L'expertise médicale

L’examen médical n’est plus réalisé d’office, et ce indépendamment de l’âge et de la demande. En effet, si le dossier contient suffisamment d’éléments médicaux pour établir une réduction de la capacité de gain ou le manque d’autonomie, le médecin qui examine le dossier jugera sur base de ces éléments médicaux sans examiner le demandeur.

La réduction de la capacité de gain ou le manque ou la diminution d’autonomie est constatée par le médecin désigné par la DGPH. Si besoin, des renseignements complémentaires sont demandés à la personne handicapée ou à la personne choisie par la personne handicapée. Dans l’éventualité où les renseignements complémentaires n’ont pas été fournis dans le mois, ils sont à nouveau réclamés à la personne handicapée.

Si nécessaire, la personne handicapée est convoquée pour un examen. Lors de l’examen médical, la personne a le droit de se faire accompagner par une personne de confiance (loi sur les droits du patient du 22-08-2002).  
 
Si la personne omet de se présenter à la consultation, une seconde convocation lui sera envoyée. Si la personne n’y répond pas ou si les renseignements complémentaires font encore défaut après expiration du délai d’un mois suivant la notification, une décision est prise sur base des éléments disponibles.

L’expertise médicale peut se réaliser au domicile de la personne handicapée lorsqu’elle se trouve dans l’incapacité absolue et permanente de se déplacer, par ses propres moyens ou avec l’aide d’une tierce personne. Dans ce cas, il appartient à la personne handicapée de justifier cet état par un certificat médical qui reprend le libellé repris ci-dessus et qui se retrouve au verso de la convocation.

!!! Lorsque le médecin réalise l’expertise au domicile de la personne handicapée, il ne prévient pas de son passage pour réaliser l’expertise puisque la personne est censée être incapable de quitter son domicile.
 
 

Traitement prioritaire de la demande 

Dans certaines situations, il est possible de traiter un dossier en priorité et le plus souvent dans ce cas, la Direction Générale des Personnes Handicapées  décide  « sur pièces » c’est-à-dire sur base des informations médicales communiquées au moment de la demande.

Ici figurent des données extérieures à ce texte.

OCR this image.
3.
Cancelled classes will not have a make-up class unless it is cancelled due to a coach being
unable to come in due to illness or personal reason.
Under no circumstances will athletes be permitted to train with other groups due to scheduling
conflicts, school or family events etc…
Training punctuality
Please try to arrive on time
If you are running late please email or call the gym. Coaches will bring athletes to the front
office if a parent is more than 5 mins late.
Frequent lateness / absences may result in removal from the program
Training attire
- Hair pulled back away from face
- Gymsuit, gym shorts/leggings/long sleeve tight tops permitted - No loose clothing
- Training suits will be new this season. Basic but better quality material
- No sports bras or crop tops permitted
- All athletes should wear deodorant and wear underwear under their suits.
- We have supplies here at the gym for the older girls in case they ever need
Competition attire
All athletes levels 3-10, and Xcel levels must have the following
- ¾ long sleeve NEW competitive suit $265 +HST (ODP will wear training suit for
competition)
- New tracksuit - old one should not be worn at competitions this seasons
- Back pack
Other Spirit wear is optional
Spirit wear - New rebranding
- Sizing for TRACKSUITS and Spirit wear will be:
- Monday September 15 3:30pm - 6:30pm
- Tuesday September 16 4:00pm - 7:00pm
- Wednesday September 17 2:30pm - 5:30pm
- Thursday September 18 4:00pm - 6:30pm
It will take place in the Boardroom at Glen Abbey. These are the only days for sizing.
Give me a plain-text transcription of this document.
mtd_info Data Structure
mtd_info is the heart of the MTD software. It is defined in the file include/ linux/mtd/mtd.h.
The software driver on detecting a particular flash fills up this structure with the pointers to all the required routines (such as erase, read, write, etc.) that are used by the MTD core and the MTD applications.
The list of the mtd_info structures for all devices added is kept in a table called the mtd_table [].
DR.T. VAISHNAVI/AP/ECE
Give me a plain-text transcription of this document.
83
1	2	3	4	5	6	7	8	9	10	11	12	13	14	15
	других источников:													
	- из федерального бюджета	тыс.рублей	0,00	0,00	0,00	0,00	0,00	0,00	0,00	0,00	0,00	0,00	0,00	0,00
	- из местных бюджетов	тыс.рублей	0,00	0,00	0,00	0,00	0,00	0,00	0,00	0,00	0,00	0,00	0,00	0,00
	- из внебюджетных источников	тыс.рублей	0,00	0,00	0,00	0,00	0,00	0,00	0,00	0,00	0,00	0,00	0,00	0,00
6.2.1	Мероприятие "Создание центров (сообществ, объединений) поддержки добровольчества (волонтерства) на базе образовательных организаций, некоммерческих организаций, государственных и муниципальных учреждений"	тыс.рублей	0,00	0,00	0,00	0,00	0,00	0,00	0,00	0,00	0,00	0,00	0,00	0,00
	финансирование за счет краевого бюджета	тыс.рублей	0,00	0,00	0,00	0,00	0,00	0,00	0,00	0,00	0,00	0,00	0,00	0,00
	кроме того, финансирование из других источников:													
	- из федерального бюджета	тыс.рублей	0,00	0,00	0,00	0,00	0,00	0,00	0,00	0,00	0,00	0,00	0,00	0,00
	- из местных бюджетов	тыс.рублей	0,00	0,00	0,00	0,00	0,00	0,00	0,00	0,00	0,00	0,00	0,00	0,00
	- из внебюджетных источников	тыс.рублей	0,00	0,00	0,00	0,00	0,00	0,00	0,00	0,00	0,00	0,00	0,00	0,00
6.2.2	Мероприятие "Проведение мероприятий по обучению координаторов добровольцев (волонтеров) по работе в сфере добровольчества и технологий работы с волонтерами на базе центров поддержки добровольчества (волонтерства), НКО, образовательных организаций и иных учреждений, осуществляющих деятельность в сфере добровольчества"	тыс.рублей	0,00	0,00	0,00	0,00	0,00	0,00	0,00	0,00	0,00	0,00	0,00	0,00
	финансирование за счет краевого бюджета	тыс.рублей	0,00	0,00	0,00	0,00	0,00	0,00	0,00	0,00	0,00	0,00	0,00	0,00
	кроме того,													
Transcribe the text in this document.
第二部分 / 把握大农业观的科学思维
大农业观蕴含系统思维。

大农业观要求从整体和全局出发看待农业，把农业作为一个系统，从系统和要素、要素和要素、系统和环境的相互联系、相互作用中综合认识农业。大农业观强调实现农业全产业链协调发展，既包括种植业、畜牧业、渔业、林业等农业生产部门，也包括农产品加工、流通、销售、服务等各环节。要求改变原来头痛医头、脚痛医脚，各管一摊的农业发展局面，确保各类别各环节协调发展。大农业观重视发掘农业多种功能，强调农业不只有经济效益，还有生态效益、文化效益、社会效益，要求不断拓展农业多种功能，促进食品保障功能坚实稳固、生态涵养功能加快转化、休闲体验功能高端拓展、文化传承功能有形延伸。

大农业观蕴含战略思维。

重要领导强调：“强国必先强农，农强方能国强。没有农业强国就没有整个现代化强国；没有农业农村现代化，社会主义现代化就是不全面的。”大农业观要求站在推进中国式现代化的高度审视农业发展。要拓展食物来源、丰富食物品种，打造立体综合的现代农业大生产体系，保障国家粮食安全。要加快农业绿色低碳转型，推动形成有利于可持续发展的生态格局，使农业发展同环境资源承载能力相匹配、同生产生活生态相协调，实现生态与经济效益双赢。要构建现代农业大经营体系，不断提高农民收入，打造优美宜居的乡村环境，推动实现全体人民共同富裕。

Les situations permettant un traitement prioritaire :

- la personne qui reçoit à l’hôpital régulièrement un traitement de radiothérapie ou de chimiothérapie,

- la personne qui a un suivi quotidien à domicile par une équipe d’infirmières et de soignants en raison d’un traitement de chimiothérapie ou de radiothérapie,

- la personne qui est atteinte d’une sclérose latérale amyothrophique, SLA.